Manufacturing Activity Slows Further Amid Weak Demand and Rising Input Costs
In April, the U.S. manufacturing sector contracted for the second consecutive month and at a slightly faster pace than the prior month, with the ISM Manufacturing® PMI decreasing to 48.7% from 49.0% in March. Customer demand and output weakened, while input strengthened further, which are not seen as positive conditions for economic growth. The New Orders and Employment Indexes continued to contract but at a slower pace, rising to 47.2% and 46.5%, respectively. Production contracted at a faster pace, weakening to 44.0%, 4.3 percentage points lower than March. Meanwhile, inventories (50.8%) grew at a slower pace in April, which is not a positive sign amid slowing demand.

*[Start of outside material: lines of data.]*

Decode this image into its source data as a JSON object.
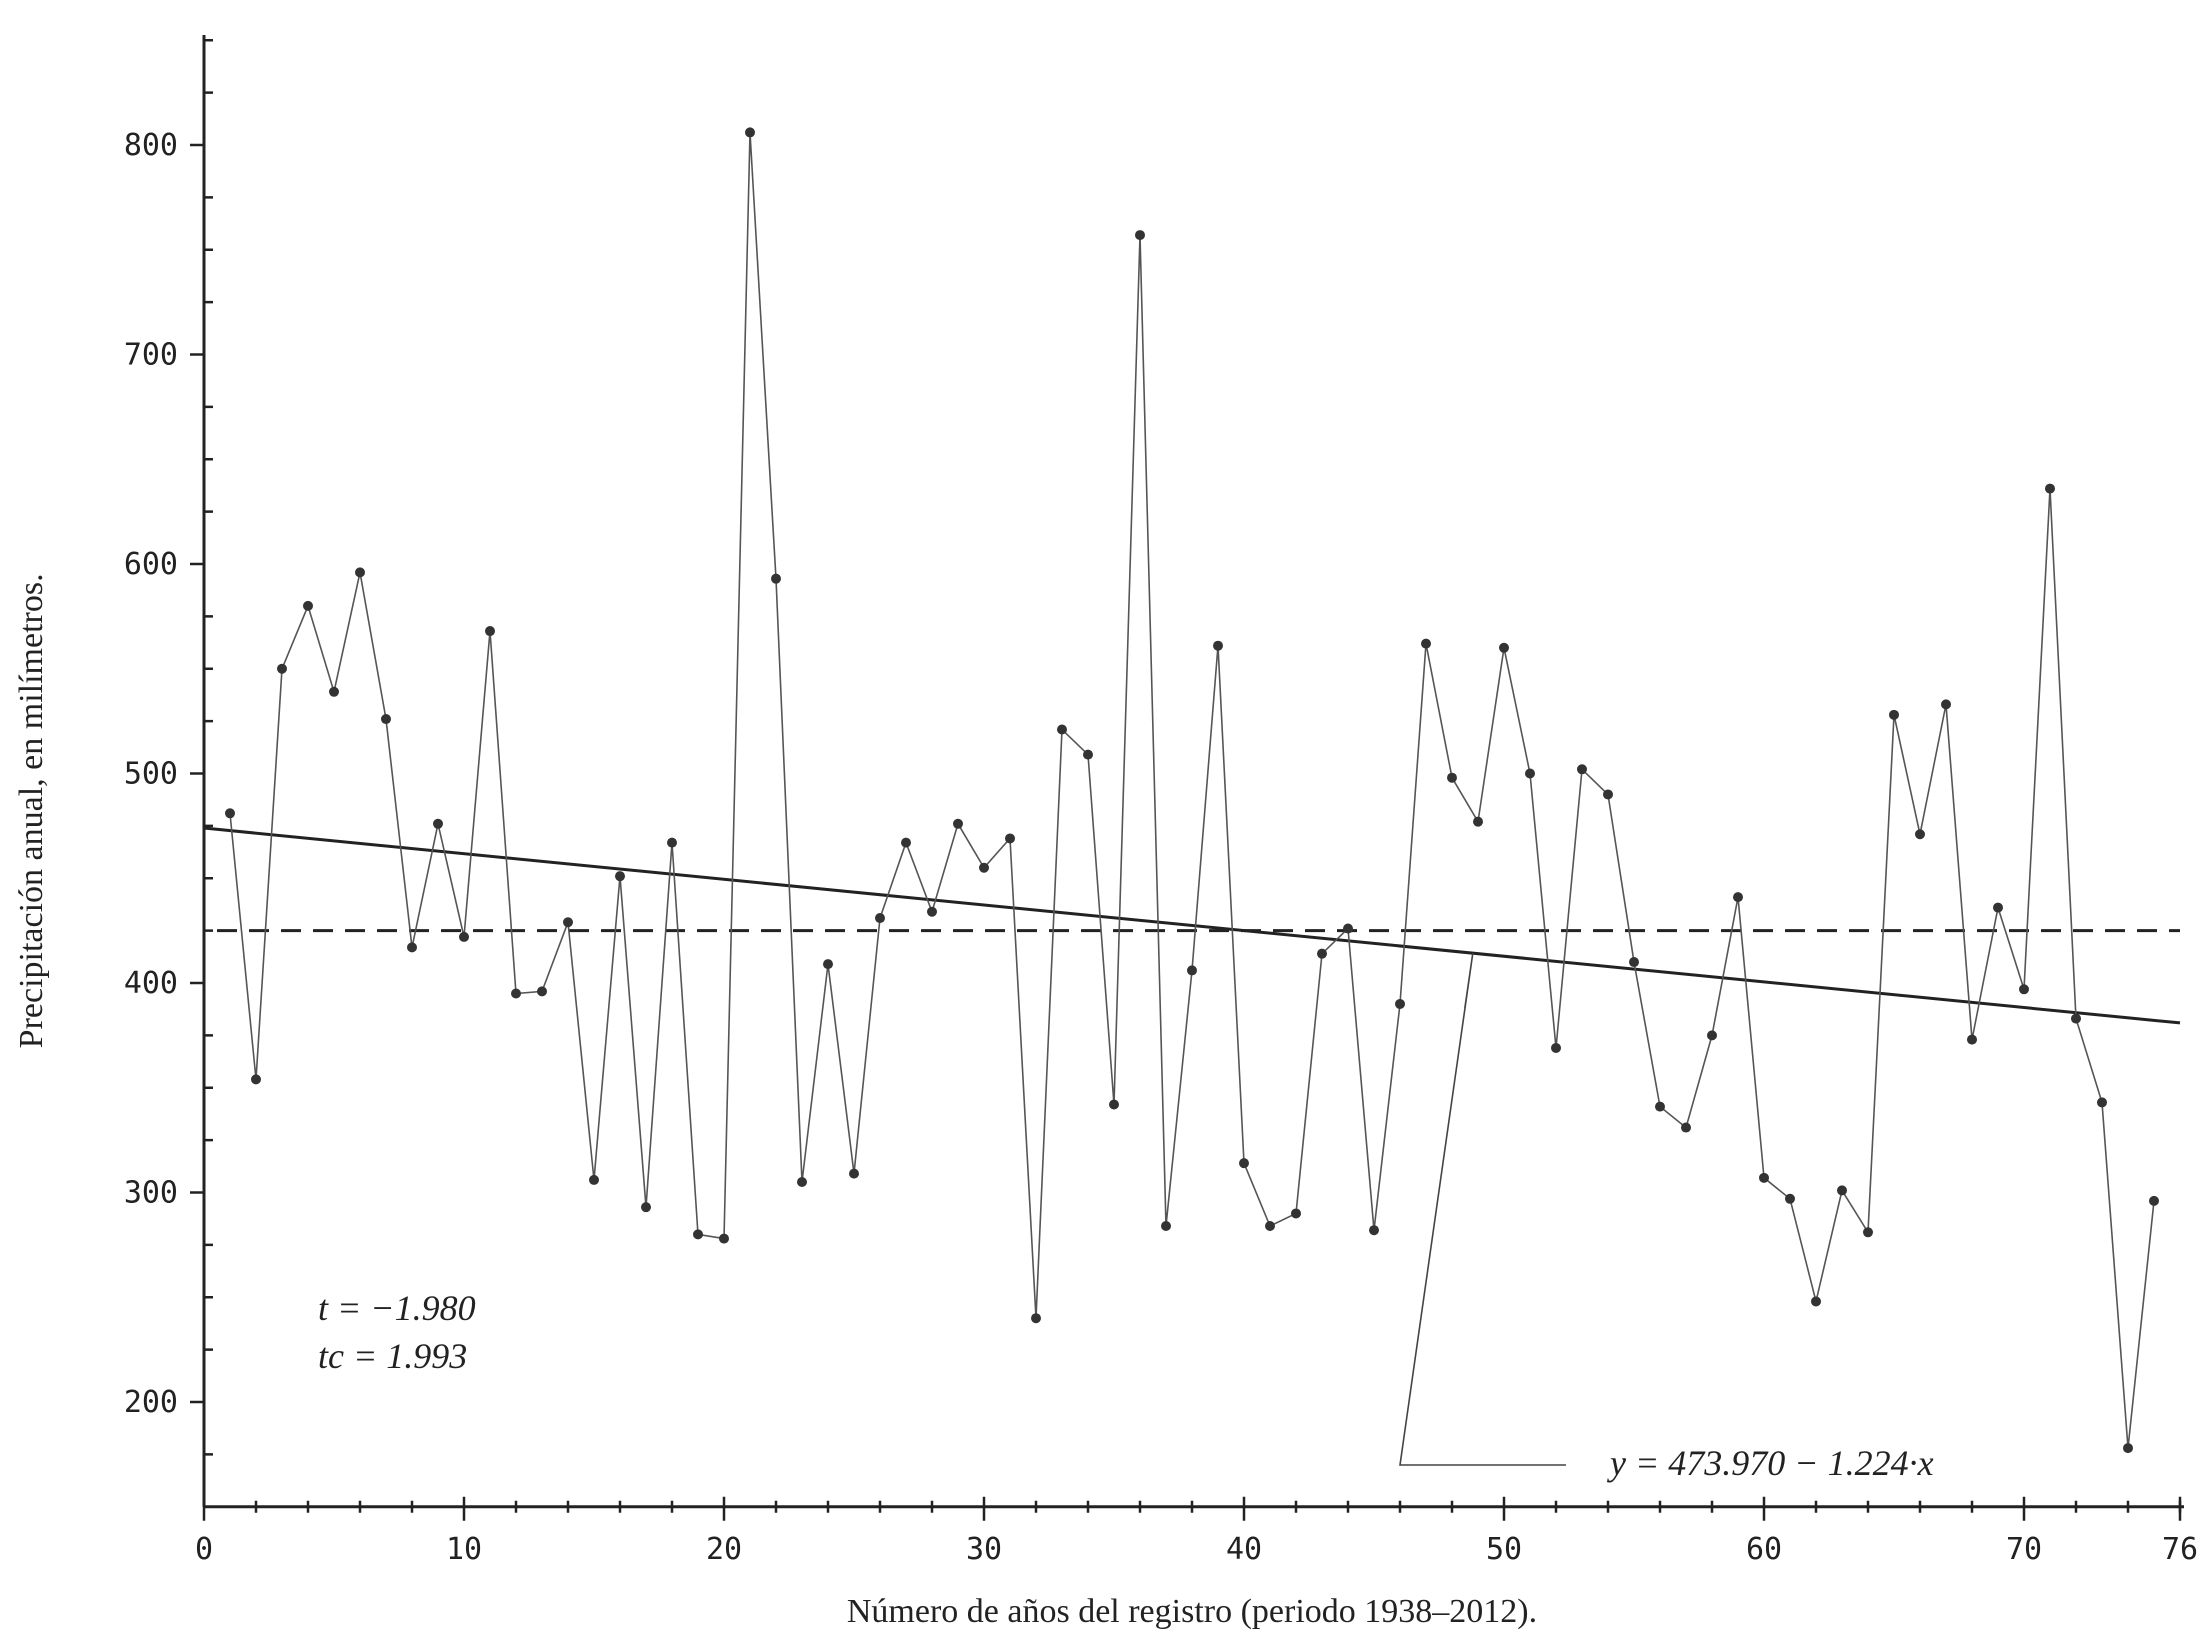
{
  "chart_data": {
    "type": "line",
    "xlabel": "Número de años del registro (periodo 1938–2012).",
    "ylabel": "Precipitación anual, en milímetros.",
    "xlim": [
      0,
      76
    ],
    "ylim": [
      150,
      850
    ],
    "x_ticks": [
      "0",
      "10",
      "20",
      "30",
      "40",
      "50",
      "60",
      "70",
      "76"
    ],
    "x_tick_values": [
      0,
      10,
      20,
      30,
      40,
      50,
      60,
      70,
      76
    ],
    "y_ticks": [
      "200",
      "300",
      "400",
      "500",
      "600",
      "700",
      "800"
    ],
    "y_tick_values": [
      200,
      300,
      400,
      500,
      600,
      700,
      800
    ],
    "x": [
      1,
      2,
      3,
      4,
      5,
      6,
      7,
      8,
      9,
      10,
      11,
      12,
      13,
      14,
      15,
      16,
      17,
      18,
      19,
      20,
      21,
      22,
      23,
      24,
      25,
      26,
      27,
      28,
      29,
      30,
      31,
      32,
      33,
      34,
      35,
      36,
      37,
      38,
      39,
      40,
      41,
      42,
      43,
      44,
      45,
      46,
      47,
      48,
      49,
      50,
      51,
      52,
      53,
      54,
      55,
      56,
      57,
      58,
      59,
      60,
      61,
      62,
      63,
      64,
      65,
      66,
      67,
      68,
      69,
      70,
      71,
      72,
      73,
      74,
      75
    ],
    "series": [
      {
        "values": [
          481,
          354,
          550,
          580,
          539,
          596,
          526,
          417,
          476,
          422,
          568,
          395,
          396,
          429,
          306,
          451,
          293,
          467,
          280,
          278,
          806,
          593,
          305,
          409,
          309,
          431,
          467,
          434,
          476,
          455,
          469,
          240,
          521,
          509,
          342,
          757,
          284,
          406,
          561,
          314,
          284,
          290,
          414,
          426,
          282,
          390,
          562,
          498,
          477,
          560,
          500,
          369,
          502,
          490,
          410,
          341,
          331,
          375,
          441,
          307,
          297,
          248,
          301,
          281,
          528,
          471,
          533,
          373,
          436,
          397,
          636,
          383,
          343,
          178,
          296
        ]
      }
    ],
    "trend_line": {
      "intercept": 473.97,
      "slope": -1.224,
      "style": "solid"
    },
    "mean_line": {
      "value": 425,
      "style": "dashed"
    },
    "grid": false,
    "annotations": {
      "t_label": "t = −1.980",
      "tc_label": "tc = 1.993",
      "equation": "y = 473.970 − 1.224·x"
    }
  }
}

The New Orders Index contracted for the third consecutive month but at a slower pace than the prior month, a 2.0 percentage point rise from March. The index hasn’t shown consistent growth since a 24-month streak of expansion ended in May 2022. Of the six largest manufacturing sectors, four—petroleum and coal products; machinery; computer and electronic products; and chemical products—reported an increase in new orders. The percentage of respondents noting “higher” and “lower” new orders both rose in April, an unusual sign and indication of a period of transition.
The New Export Orders Index contracted for a second consecutive month and at a faster pace since the pandemic to 43.1%, 6.5 percentage points lower than March. The sharp contraction was due to the combination of slower global growth as well as the application of retaliatory tariffs applied to a variety of U.S.-manufactured products. Meanwhile, the Imports Index contracted after three consecutive months of expansion, dropping 3.0 percentage points to 47.1% in April. Unlike in prior months, buyers were no longer pulling forward deliveries as increased tariff rates went into effect, and lower demand reduced the need to maintain the import levels of prior months.
The Employment Index contracted for the third consecutive month but at a slower pace than the prior month, a 1.8 percentage point bump from March. Of the six-largest manufacturing sectors, three—petroleum and coal products; transportation equipment; and computer and electronic products—reported increased employment. Companies continued to reduce headcounts through layoffs, attrition and hiring freezes.
The Prices Index rose 0.4 percentage points to 69.8%, indicating raw materials prices increased for the seventh straight month in April to its highest reading since June 2022, driven by the dramatic rise in steel and aluminum prices, as well as the broad 10% tariff applied to imported goods. Forty-nine percent of companies reported paying higher prices, up dramatically from 21% in January.